Le marché tunisien compte environ 35 à 37 % de citoyens bancarisés, mais tous ne possèdent pas de carte bancaire. Le mobile payment devient donc une alternative essentielle. Le virement électronique reste peu utilisé, d’où notre volonté de promouvoir le digital et l’inclusion financière, pour les citoyens en Tunisie comme à l’étranger.

Et aujourd’hui, où en êtes-vous ?

Dieu merci, nous sommes en production. Notre plateforme facilite le paiement pour tous, citoyens comme entreprises. C’est notre manière de contribuer au pays. Ce projet national touche tous les Tunisiens, avec plus de 260 millions de factures et services disponibles sur la plateforme. Depuis notre lancement en 2022, la demande ne cesse de croître. En 2025, nous voyons une adoption massive, non seulement via les cartes bancaires, mais aussi par mobile, via le réseau des agents et les nouveaux établissements de paiement. Vous évoquez une forte demande pour votre produit.

 Qu’est-ce qui vous rend particulièrement fier dans cette aventure ?

Ce qui me rend fier, c’est que nous avons su aller au-delà de notre première solution. Nous avons étendu notre activité avec la création de We-pay, une start-up spécialisée dans les services d’acceptation de paiement pour les commerçants et les entreprises en Tunisie. Elle propose une approche innovante, différente et adaptée aux réalités du terrain. Parlez-nous de votre solution “TAPY” : un nom qui intrigue autant qu’il évoque la simplicité. Ah, TAPY !

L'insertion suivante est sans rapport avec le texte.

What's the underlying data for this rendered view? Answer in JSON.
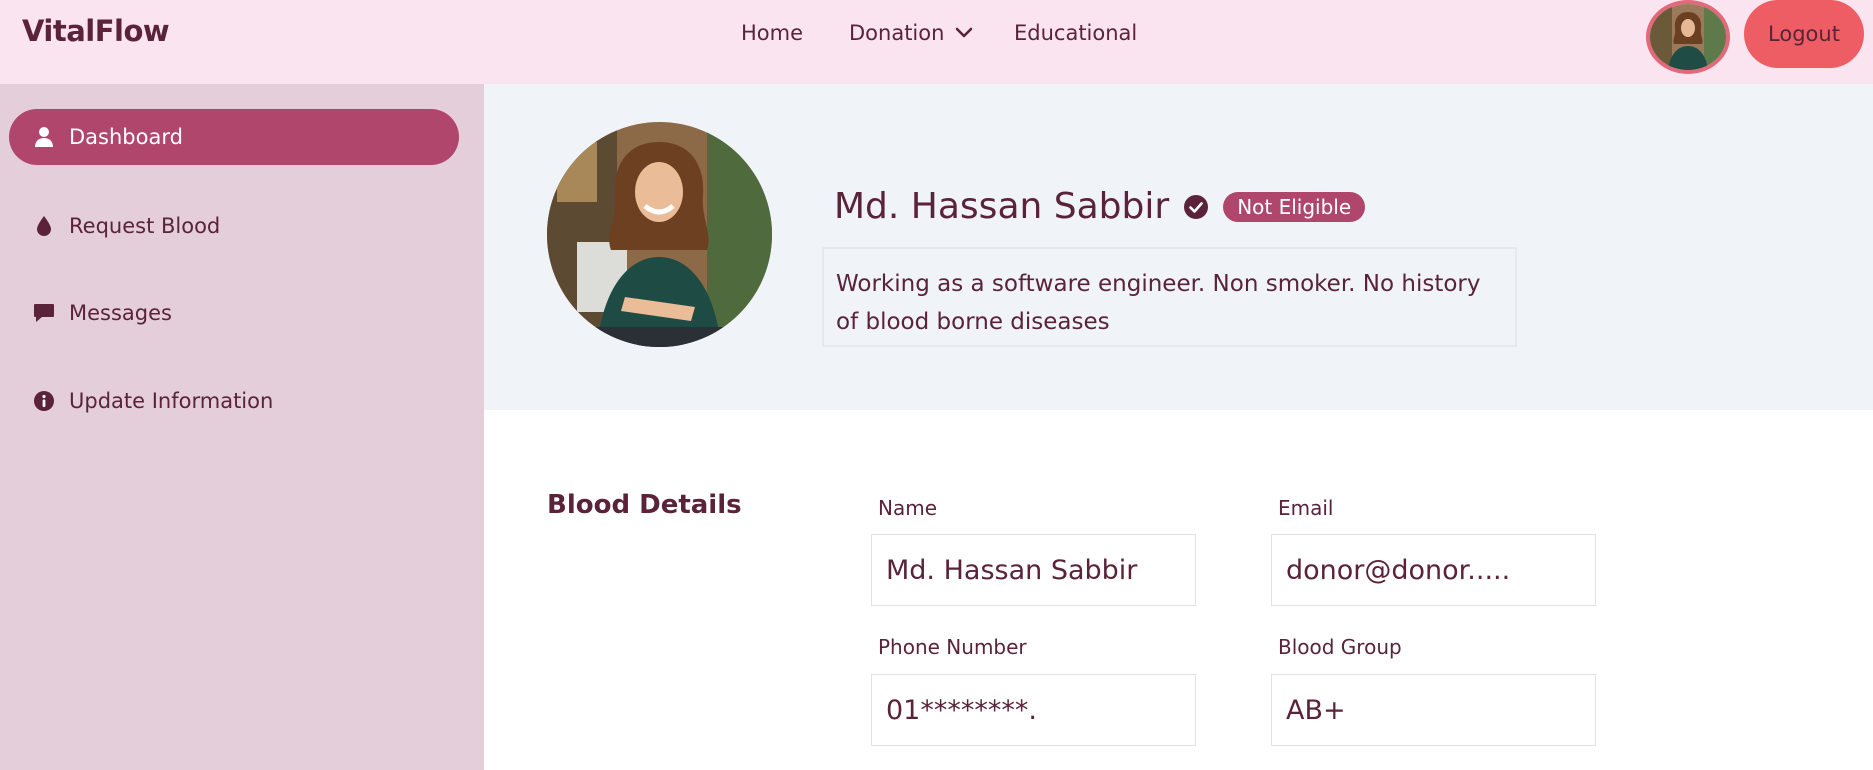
{
  "brand": "VitalFlow",
  "nav": {
    "home": "Home",
    "donation": "Donation",
    "educational": "Educational",
    "logout": "Logout"
  },
  "sidebar": {
    "items": [
      {
        "label": "Dashboard",
        "icon": "user-icon",
        "active": true
      },
      {
        "label": "Request Blood",
        "icon": "blood-drop-icon"
      },
      {
        "label": "Messages",
        "icon": "message-icon"
      },
      {
        "label": "Update Information",
        "icon": "info-icon"
      }
    ]
  },
  "profile": {
    "name": "Md. Hassan Sabbir",
    "status": "Not Eligible",
    "bio": "Working as a software engineer. Non smoker. No history of blood borne diseases"
  },
  "blood_details": {
    "title": "Blood Details",
    "fields": {
      "name": {
        "label": "Name",
        "value": "Md. Hassan Sabbir"
      },
      "email": {
        "label": "Email",
        "value": "donor@donor....."
      },
      "phone": {
        "label": "Phone Number",
        "value": "01********."
      },
      "blood_group": {
        "label": "Blood Group",
        "value": "AB+"
      }
    }
  },
  "colors": {
    "accent": "#b0466b",
    "logout": "#ee5d64",
    "topbar": "#f9e4f0",
    "sidebar": "#e4ceda",
    "text": "#5a2339"
  }
}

C’est notre solution soft POS, ou plutôt soft TAPY, comme on aime l’appeler à la tunisienne. L’idée est simple et puissante : transformer un smartphone Android en terminal de paiement électronique (TPE). Plus besoin d’un appareil physique pour accepter les paiements par carte. Il suffit d’installer l’application, de taper la carte sur le téléphone, et le paiement est effectué. C’est souple, léger, économique, et conforme aux normes de sécurité des réseaux comme Visa, Mastercard, et bien sûr aux exigences de la Banque Centrale.

C’est une révolution pour les petits commerçants, non ?

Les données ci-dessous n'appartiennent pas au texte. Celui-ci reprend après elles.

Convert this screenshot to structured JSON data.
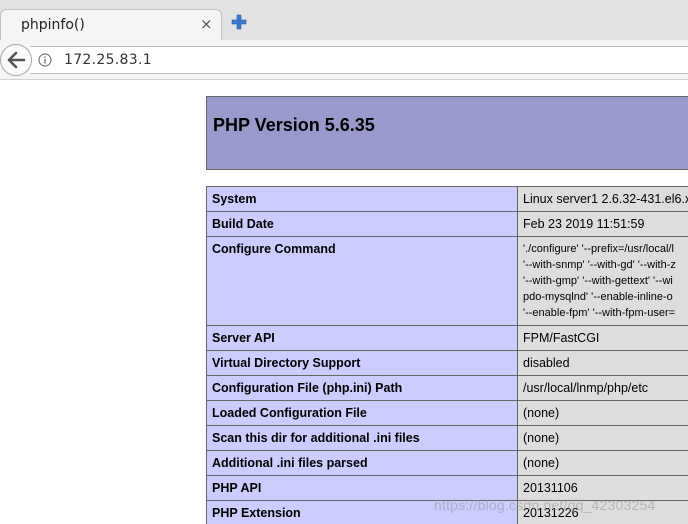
{
  "browser": {
    "tab_title": "phpinfo()",
    "tab_close": "×",
    "url": "172.25.83.1"
  },
  "page": {
    "php_version": "PHP Version 5.6.35",
    "rows": [
      {
        "label": "System",
        "value": "Linux server1 2.6.32-431.el6.x"
      },
      {
        "label": "Build Date",
        "value": "Feb 23 2019 11:51:59"
      },
      {
        "label": "Configure Command",
        "lines": [
          "'./configure' '--prefix=/usr/local/l",
          "'--with-snmp' '--with-gd' '--with-z",
          "'--with-gmp' '--with-gettext' '--wi",
          "pdo-mysqlnd' '--enable-inline-o",
          "'--enable-fpm' '--with-fpm-user="
        ]
      },
      {
        "label": "Server API",
        "value": "FPM/FastCGI"
      },
      {
        "label": "Virtual Directory Support",
        "value": "disabled"
      },
      {
        "label": "Configuration File (php.ini) Path",
        "value": "/usr/local/lnmp/php/etc"
      },
      {
        "label": "Loaded Configuration File",
        "value": "(none)"
      },
      {
        "label": "Scan this dir for additional .ini files",
        "value": "(none)"
      },
      {
        "label": "Additional .ini files parsed",
        "value": "(none)"
      },
      {
        "label": "PHP API",
        "value": "20131106"
      },
      {
        "label": "PHP Extension",
        "value": "20131226"
      }
    ]
  },
  "watermark": "https://blog.csdn.net/qq_42303254",
  "colors": {
    "header_bg": "#9999cc",
    "label_bg": "#ccccff",
    "value_bg": "#dddddd",
    "newtab_icon": "#3a7bd5"
  }
}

Exactement. TAPPY est la première solution tunisienne opérationnelle dans ce domaine. Elle permet à tout type de professionnel — livreur, médecin, pharmacien, restaurateur — d’utiliser son smartphone comme terminal de paiement. C’est une avancée majeure pour la digitalisation du commerce en Tunisie.

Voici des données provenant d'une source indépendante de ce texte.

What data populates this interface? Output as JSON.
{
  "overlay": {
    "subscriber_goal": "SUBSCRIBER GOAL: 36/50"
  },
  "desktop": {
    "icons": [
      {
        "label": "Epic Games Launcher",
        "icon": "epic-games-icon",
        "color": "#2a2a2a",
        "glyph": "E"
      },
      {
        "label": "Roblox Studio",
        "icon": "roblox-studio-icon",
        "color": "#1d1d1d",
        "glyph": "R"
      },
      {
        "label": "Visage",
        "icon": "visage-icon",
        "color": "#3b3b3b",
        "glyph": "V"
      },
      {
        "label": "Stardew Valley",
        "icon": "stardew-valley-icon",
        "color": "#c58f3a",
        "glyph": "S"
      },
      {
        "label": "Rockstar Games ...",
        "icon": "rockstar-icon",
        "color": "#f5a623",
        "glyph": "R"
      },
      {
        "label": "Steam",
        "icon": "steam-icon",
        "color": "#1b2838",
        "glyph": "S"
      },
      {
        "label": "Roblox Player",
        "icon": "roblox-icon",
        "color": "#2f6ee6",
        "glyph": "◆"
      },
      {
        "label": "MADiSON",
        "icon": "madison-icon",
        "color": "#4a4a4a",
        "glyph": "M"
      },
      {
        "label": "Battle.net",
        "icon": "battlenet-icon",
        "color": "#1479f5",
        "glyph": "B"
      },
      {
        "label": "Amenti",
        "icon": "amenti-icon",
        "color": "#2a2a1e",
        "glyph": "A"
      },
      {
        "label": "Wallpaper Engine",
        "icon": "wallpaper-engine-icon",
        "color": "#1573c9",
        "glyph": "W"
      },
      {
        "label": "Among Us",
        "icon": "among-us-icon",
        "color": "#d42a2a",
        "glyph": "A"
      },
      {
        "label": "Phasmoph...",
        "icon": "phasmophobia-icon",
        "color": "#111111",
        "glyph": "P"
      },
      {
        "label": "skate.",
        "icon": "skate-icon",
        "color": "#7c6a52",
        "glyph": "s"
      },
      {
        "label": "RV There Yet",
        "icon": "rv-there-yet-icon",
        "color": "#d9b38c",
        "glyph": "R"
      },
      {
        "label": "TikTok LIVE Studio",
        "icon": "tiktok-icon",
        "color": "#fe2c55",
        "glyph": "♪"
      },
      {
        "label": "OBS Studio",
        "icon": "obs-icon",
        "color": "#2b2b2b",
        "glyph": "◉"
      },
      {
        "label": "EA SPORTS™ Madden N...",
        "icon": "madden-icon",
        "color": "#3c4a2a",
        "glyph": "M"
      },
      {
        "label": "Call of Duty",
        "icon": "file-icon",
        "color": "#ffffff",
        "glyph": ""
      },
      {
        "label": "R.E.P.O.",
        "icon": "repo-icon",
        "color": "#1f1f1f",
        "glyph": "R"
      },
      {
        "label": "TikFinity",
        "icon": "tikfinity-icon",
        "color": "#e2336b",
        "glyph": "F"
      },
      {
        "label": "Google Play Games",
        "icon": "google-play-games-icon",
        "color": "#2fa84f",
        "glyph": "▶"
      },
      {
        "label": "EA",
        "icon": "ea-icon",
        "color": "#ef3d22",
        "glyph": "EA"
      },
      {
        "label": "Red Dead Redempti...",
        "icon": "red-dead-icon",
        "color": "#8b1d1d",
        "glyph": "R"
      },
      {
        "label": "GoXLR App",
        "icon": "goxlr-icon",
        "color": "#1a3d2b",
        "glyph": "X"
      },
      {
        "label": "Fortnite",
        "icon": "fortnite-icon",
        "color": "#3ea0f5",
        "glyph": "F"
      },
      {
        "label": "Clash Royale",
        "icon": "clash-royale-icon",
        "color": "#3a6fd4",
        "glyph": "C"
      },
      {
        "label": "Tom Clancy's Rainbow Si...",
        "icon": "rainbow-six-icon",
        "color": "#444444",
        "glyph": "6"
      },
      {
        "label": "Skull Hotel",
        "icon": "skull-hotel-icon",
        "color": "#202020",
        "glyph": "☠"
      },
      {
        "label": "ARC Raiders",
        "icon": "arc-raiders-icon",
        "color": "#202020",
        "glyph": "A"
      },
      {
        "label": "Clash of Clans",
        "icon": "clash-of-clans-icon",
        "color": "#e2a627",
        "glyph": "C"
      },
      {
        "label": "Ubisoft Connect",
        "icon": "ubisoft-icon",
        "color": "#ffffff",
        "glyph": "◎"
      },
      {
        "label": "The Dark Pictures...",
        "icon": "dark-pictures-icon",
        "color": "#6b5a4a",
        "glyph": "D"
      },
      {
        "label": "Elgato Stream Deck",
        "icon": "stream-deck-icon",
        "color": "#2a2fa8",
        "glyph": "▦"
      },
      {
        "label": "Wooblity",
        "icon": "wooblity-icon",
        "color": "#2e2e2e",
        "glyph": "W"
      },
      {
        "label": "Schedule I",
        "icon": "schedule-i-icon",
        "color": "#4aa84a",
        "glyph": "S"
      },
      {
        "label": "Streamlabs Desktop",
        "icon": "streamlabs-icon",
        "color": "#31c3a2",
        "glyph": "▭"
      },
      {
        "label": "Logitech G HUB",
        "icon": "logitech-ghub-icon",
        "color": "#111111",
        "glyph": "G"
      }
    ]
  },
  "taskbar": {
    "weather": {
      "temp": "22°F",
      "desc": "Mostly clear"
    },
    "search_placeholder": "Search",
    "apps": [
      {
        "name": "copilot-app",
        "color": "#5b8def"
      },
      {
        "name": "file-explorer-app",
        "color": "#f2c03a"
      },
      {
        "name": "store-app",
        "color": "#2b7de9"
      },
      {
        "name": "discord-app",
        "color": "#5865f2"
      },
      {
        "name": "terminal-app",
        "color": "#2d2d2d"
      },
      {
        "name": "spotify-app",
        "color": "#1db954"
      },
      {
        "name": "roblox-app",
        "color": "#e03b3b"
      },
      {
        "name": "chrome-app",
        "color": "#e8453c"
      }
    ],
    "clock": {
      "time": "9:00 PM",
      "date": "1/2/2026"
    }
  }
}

 Comment percevez-vous l’évolution technologique dans le pays ?

Je suis très heureux du niveau de digitalisation atteint. Les banques ouvrent leurs systèmes, s’interfacent avec ceux de l’État, et permettent le paiement des factures et services publics. C’est un atout considérable pour les citoyens. L’intelligence artificielle joue aussi un rôle clé : elle permet, par exemple, de saisir automatiquement les données d’une facture en un clic, là où un comptable aurait passé des heures. On gagne du temps, on réduit les coûts, on optimise les processus.

Et le soft POS, c’est vraiment le “new normal” ?

Absolument. Transformer un smartphone en TPE, c’est une révolution. Les grands réseaux comme Visa et Mastercard misent énormément dessus. Le blockchain commence aussi à s’implanter, avec des cas d’usage en développement. C’est le nouveau mode de vie technologique, partout dans le monde.

Amel Belhadj Ali

CHIFFRES CLÉS

  • 35–37 % — Le faible taux de bancarisation renforce l’importance du paiement mobile et des solutions d’inclusion financière.
  • 260 millions — La plateforme centralise un volume massif de factures et services, confirmant sa portée nationale.
  • 2022 — Depuis son lancement, l’adoption ne cesse de croître, soutenue par les banques et nouveaux acteurs du paiement.
  • 1 smartphone — La solution TAPPY permet aux professionnels d’accepter les paiements sans matériel supplémentaire.
  • 0 frais — Le paiement digital des factures élimine les coûts cachés et facilite l’accès pour tous.